El gobernador con licencia de Sinaloa, Rubén Rocha Moya, acudió este martes ante la Fiscalía General de la República (FGR) luego de las acusaciones lanzadas por autoridades de Estados Unidos que lo señalan por presuntos vínculos con el narcotráfico y el Cártel de Sinaloa. La comparecencia ocurre en medio de una fuerte presión política y mediática que mantiene al país atento al desarrollo del caso.

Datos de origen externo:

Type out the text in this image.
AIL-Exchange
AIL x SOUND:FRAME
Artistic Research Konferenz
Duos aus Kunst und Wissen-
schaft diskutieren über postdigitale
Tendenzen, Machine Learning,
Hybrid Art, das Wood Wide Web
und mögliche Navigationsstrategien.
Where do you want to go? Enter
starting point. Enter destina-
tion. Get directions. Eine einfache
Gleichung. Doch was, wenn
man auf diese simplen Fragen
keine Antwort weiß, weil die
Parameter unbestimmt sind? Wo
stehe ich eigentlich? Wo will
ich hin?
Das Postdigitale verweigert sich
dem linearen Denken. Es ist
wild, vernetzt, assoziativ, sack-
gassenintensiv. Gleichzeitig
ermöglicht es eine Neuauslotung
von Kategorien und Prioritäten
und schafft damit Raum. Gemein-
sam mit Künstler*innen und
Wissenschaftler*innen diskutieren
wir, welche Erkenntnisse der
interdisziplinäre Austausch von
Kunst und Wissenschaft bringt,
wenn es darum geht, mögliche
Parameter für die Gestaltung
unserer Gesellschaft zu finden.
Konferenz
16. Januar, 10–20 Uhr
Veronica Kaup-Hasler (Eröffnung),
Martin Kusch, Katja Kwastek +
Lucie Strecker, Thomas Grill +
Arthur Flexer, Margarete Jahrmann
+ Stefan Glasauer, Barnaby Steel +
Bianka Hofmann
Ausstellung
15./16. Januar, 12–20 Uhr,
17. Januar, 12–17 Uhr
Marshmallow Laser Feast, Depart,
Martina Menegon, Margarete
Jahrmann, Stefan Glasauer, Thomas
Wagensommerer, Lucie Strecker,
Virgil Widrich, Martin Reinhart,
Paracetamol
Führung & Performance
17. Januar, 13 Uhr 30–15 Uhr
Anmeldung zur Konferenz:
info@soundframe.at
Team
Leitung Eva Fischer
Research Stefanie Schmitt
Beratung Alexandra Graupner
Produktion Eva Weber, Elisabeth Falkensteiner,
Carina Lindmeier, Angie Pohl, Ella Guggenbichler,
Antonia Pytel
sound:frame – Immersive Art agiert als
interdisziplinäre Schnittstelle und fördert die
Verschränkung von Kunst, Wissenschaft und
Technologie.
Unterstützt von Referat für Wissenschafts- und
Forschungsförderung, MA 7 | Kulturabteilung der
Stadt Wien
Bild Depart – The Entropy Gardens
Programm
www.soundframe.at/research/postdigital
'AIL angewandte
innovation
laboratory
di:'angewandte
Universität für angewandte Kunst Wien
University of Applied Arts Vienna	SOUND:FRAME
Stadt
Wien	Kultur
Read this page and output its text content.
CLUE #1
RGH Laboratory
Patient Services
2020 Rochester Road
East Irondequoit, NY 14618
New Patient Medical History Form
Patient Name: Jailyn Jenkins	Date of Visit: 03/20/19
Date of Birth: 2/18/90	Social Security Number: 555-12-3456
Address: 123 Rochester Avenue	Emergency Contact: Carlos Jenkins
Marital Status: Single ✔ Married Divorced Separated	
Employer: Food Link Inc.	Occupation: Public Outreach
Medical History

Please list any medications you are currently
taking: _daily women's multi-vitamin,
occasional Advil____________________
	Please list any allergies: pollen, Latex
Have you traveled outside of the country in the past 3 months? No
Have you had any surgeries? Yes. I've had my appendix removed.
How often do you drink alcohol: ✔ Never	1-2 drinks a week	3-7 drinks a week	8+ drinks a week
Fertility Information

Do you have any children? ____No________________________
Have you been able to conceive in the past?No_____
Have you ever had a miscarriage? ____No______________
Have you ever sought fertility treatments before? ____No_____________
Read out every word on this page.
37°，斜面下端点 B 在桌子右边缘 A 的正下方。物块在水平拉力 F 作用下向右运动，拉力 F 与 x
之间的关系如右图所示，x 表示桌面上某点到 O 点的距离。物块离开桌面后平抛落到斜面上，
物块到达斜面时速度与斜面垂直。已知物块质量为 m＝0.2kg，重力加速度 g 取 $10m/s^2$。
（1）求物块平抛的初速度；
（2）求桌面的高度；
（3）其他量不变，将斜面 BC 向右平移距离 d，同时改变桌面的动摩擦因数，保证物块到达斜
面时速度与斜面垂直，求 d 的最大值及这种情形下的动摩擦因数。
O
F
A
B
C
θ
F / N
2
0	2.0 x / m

La presencia de Rocha Moya ante autoridades federales marca uno de los momentos más delicados para la política mexicana en 2026. El Departamento de Justicia de Estados Unidos acusa al mandatario sinaloense y a otros funcionarios de supuestamente colaborar con grupos criminales a cambio de protección política y apoyo electoral. El gobernador con licencia ha rechazado todas las acusaciones y aseguró que acudió “con la frente en alto” para colaborar con las investigaciones.
Según reportes difundidos este martes, la comparecencia se realizó en instalaciones de la FGR en Culiacán, donde también fueron llamados otros funcionarios y exfuncionarios relacionados con el caso. Hasta ahora, las autoridades mexicanas no han confirmado una imputación formal contra Rocha Moya, aunque las investigaciones continúan avanzando tras la presión internacional y las acusaciones presentadas por fiscales estadounidenses.
La situación ha provocado un fuerte impacto político en Sinaloa y en el escenario nacional. Diversos sectores consideran que el caso podría convertirse en uno de los procesos judiciales y diplomáticos más importantes de los últimos años entre México y Estados Unidos, especialmente por las implicaciones relacionadas con seguridad, narcotráfico y presunta infiltración criminal en gobiernos locales.
⚖️ Rubén Rocha y las acusaciones de Estados Unidos
Las acusaciones contra el gobernador surgieron luego de una investigación presentada por fiscales del Distrito Sur de Nueva York, quienes señalan que funcionarios sinaloenses habrían colaborado con grupos criminales ligados a “Los Chapitos”. El caso generó tensión diplomática entre ambos países debido a que México solicitó pruebas formales antes de proceder con cualquier acción judicial definitiva.
La presidenta Claudia Sheinbaum aclaró recientemente que ni Rocha Moya ni otros funcionarios citados han sido imputados formalmente en México, aunque confirmó que las investigaciones siguen abiertas. La mandataria pidió evitar juicios anticipados mientras la FGR analiza la información enviada por autoridades estadounidenses.
El caso también revivió polémicas relacionadas con la captura de Ismael ‘El Mayo’ Zambada y las versiones difundidas desde 2024 sobre posibles vínculos políticos con organizaciones criminales. Analistas consideran que este nuevo episodio podría afectar seriamente la estabilidad política en Sinaloa rumbo a las elecciones de 2027.
🔥 Caso Rocha Moya sacude la política mexicana
El impacto del caso no solo afecta a Sinaloa. En distintos estados del país existe preocupación por el alcance de las investigaciones y por las consecuencias diplomáticas que podrían surgir si Estados Unidos insiste en solicitudes de extradición o procesos penales internacionales contra funcionarios mexicanos.
En redes sociales, el tema se convirtió rápidamente en tendencia nacional debido a la gravedad de las acusaciones y al simbolismo político del caso. Mientras simpatizantes de Morena respaldan al gobernador con licencia y exigen pruebas contundentes, sectores opositores aseguran que las investigaciones podrían revelar una red más amplia de corrupción y protección criminal dentro de gobiernos locales.
Especialistas en seguridad consideran que este caso podría marcar un precedente histórico en la relación bilateral entre México y Estados Unidos en temas de combate al narcotráfico. También advierten que la percepción internacional sobre la seguridad en México podría verse afectada si continúan apareciendo acusaciones contra funcionarios de alto nivel.
En entidades turísticas como Cancún y Quintana Roo, donde la seguridad pública es clave para la economía y el turismo internacional, casos de alto impacto relacionados con crimen organizado generan preocupación por la imagen del país ante inversionistas y visitantes extranjeros.
Por ahora, la FGR mantiene abiertas las investigaciones y se espera que en los próximos días existan nuevas declaraciones oficiales sobre el caso. La incertidumbre política y judicial sigue creciendo mientras México y Estados Unidos enfrentan uno de los episodios más tensos en materia de seguridad y narcotráfico de los últimos años.